Her ne kadar Kürdler, işgal altındaki Kürdistan topraklarının büyük bir kesimini yeniden denetim aldılarsa da, Kürd partilerinin kendi içindeki kavgaları/çelişkileri ortak bir savunma stratejisine el vermiyordu. Merkezi bir Kürdistan Ulusal Ordusu ‘da olmadığından dolayı Kürdistan savunması partilere bağlı Peşmergelere kalmıştı.

Kürdistani güçler tarafından, Kürdistan gibi dört devlet tarafından parçalanarak sömürgeleştirilen bir ülkenin jeo-ekonomik, jeo-politik ve jeo-stratejinin çok sağlıklı ve çok yönlü bir şekilde okunması ve tüm bu güçlerin bölgesel ve uluslararası destek ve dayanaklarının irdelenmesi gerekiyor.

Karmaşık/çetrefili ve bin bir labirent ve çıkar ilişkileri ile örülü olan Kürdistan’ın kördüğümünü çözmek için sade düşünme tarzı Kürdistan’ın var olan dağınık dönüştürücü dinamiklerini tüketmekten başka bir sonuç veremez..

Kürdistan halkının tarihsel rüyası olan Bağımsız Kürdistan’ı gerçekleştirmek için parti, gurup, aşiret, din ve mezheplerden bağımsız Kürdistan’da var olan tüm dinamikleri tek bir çatı altında ve ortak amaç için harekete geçirmek gerekiyor.

Ancak o zaman Gordion düğümünü çözebiliriz.

Dünyalarını partilerin küçük çıkarlarıyla karartanlar, belki kısa vadede şu yada bu alanda kısmi “başarılar” elde edebilir ve kendi taraftarlarını sevindirebilirler.

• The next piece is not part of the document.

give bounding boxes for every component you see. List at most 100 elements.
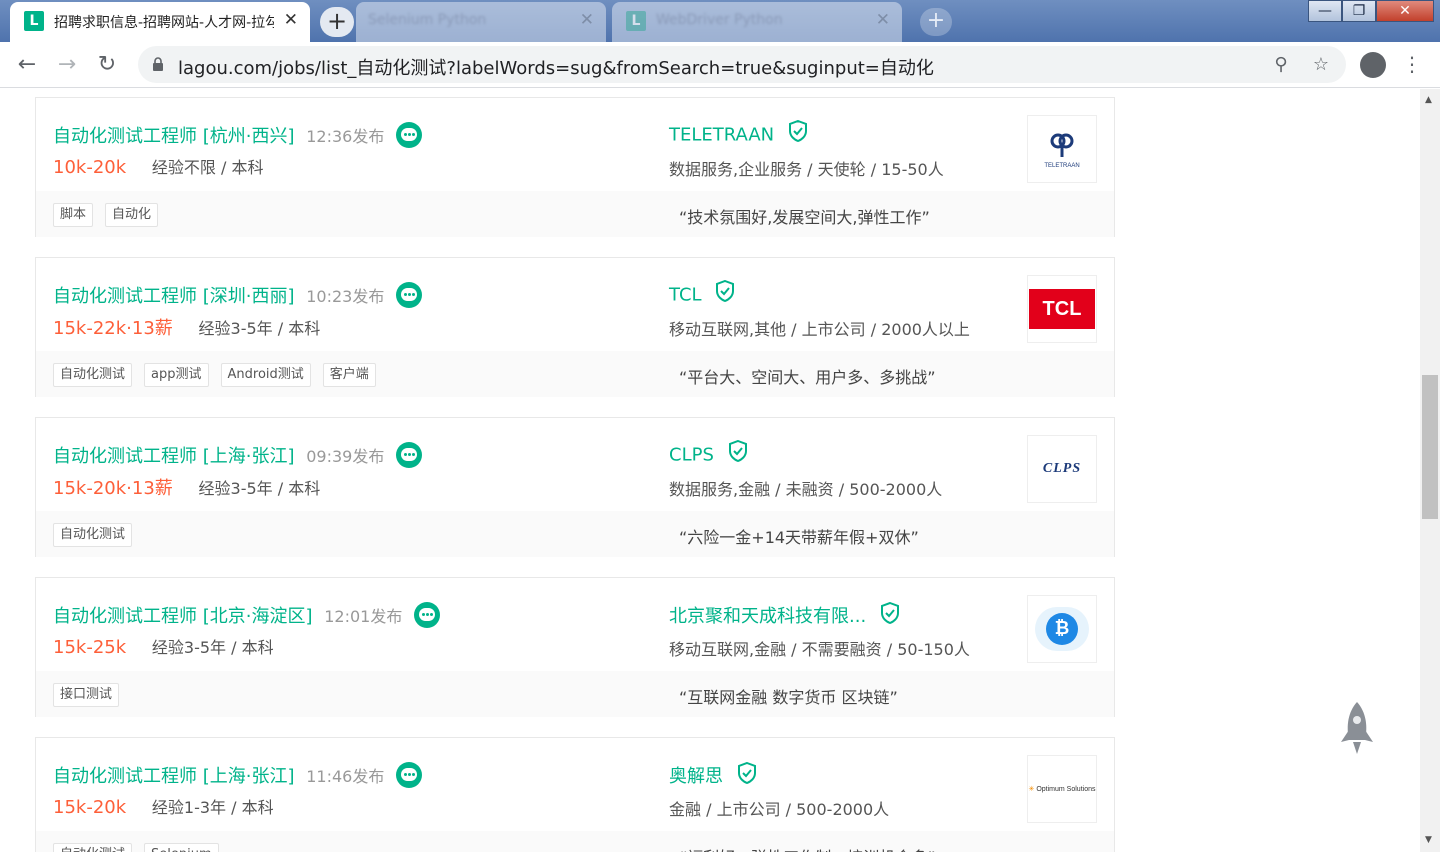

Kürd ve Kürdistan düşmanı bölge devletlerine dayalı iç parçalanmayı da beraberinden getiren “başarılar” yarın Kürdlere kurşun olarak geri gelecektir.

İŞİD yada yeni ismiyle İslami Devleti Şengal, Mexmur ve Celawla’yı işgal ederken Kürdlerin hatası yok muydu?

Elbette var.

Partilerden uzak merkezi bir Kürdistan Ulusal Ordunun olmayışı kendi başına affedilmez bir hataydı.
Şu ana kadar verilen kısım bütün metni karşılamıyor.